THE USUAL NOTE FROM LB: From the summer of 2002 to the spring of 2010, Gwen the Beautiful and I were the proud and often exhausted owners of a beautiful Ozarks property we called Cloud Creek Ranch.
In many ways, the ranch was paradise. But it was a paradise with a price that started going up before we even knew it existed. Here’s another Monday musing about our adventure and the lessons we learned.
Oh, and if y’all detect any irony, please believe me when I say it comes straight from the universe and not your kindly Uncle Larry B.
by Larry Brody
First, the good news:
Burl Jr. is back in Paradise.
Now the not-so-good news:
He comes not as a conquering hero but to help his father.
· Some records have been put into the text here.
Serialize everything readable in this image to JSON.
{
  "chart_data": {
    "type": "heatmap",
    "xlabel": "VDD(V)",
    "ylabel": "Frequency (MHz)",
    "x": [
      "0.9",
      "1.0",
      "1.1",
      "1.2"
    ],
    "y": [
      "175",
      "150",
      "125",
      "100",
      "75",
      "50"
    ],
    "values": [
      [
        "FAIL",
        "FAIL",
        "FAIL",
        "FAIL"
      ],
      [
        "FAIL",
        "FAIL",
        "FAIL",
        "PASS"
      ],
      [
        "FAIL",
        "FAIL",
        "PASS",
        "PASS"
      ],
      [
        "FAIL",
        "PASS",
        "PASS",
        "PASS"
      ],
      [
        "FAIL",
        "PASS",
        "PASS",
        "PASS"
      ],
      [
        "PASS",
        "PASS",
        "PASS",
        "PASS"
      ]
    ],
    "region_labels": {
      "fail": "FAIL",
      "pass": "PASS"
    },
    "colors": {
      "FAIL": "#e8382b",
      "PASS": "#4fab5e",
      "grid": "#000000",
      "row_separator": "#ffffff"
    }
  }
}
Our messy economy has taken its toll, and even Burl Sr., Paradise County’s perpetual Farmer of the Year, is feeling the pinch.
“My dad’s going under,” Burl Jr. said to me as we kicked back in the great room of the main house of Cloud Creek Ranch.
Not that we could do all that much relaxing. Gwen the Beautiful and Tera, Burl Jr.’s wife, were dancing around just a few feet away, trying to calm six month old Burl III, who’d worked himself into one of those baby snits parents know all too well.
Burl Jr. and Tera had left this neck of the woods while Tera was pregnant, going on the road to what we all hoped was fame and fortune for Paradise’s favorite young blues man.
Their plan was to crisscross the country while Burl Jr. got discovered, but, life being life and plans being the part of life that the Universe so often seems to hold least sacred, they’d spent most of their time in a little rented house outside Memphis.
Until the baby they call Strummer emerged, swinging his wrist and wailing, Tera had worked as a pre-school teacher while Burl Jr. gigged in the downtown clubs, endearing himself to fans with his raucous version of “Boom Boom Boom Boom” and gaining a rep as “the blue-eyed John Lee Hooker.”
After the birth of their fair-haired boy, Tera took time off to do the full-time mother thing while Burl Jr. got a job at an electronics store, confining his music to weekends at a Beale Street lunch room, where he sang the sweetest, most sensitive version of “Sweet Child of Mine” ever heard.
“Things weren’t how I wanted them to be,” said Burl Jr. “But they had potential. We were working toward something, and with the baby here, that something had a whole new meaning. It wasn’t about just me.
“And then, two weeks ago, my mom called and said Dad needed help on the farm. That he couldn’t afford to pay any hands and he sure couldn’t handle the place alone.
“I felt like I was standing with my foot caught in some railroad tracks, with this big old Midnight Flyer bearing down on me. All the time, all the effort I put in, making a place for myself in the Memphis scene, and it was about to get crushed….”
Burl Jr. trailed off. Over on the recliner chair, Strummer’s voice had gone from a howl to a coo as Gwen played a tune I almost recognized on a set of baby chimes.
“How’d you know he loves ‘CC Rider?'” Burl said.
“Is that what I’m playing? All I know are these color-coded notes on the chart Tera gave me.”
“Burl made that,” Tera said. “I keep telling him he should cut a CD. ‘Baby Rockin’ the Blues.'”
Strummer sighed contentedly. “This baby’s not exactly rocking right now,” I said. His eyes started to close. Finished the job. He fell into a deep sleep.
“Got the idea from my dad,” Burl Jr. said. “He used to play these weird old mountain songs for me on a toy xylophone when I was a kid. Wrote ’em all out for Mom so she could play too, while he was out in the field.”
“Burl Sr. was a good father,” Tera said. “He told Burl’s mother not to call. But she did what she felt she had to. We were so mad for awhile—”
“And now you’re not?” I said.
“How can I be?” said Burl Jr. “More I thought about it, more I saw that wasn’t me stuck on the tracks. That was the man who gave both me and my son our name. My daddy, being barreled down at, with everything he’d ever worked for in danger of being taken away. I’m not going to pull him out? I’m not going to do everything single thing I can to help?”
“Welcome back to Paradise,” Gwen said, and somehow, even though she’s not all that big, she wrapped her arms around Burl Jr., Tera, and Strummer in one big hug, and even included me.
Tera was right. Burl Sr. was a good father. And Burl Jr. is both a good father and a fine son.
If that’s not a conquering hero, what is?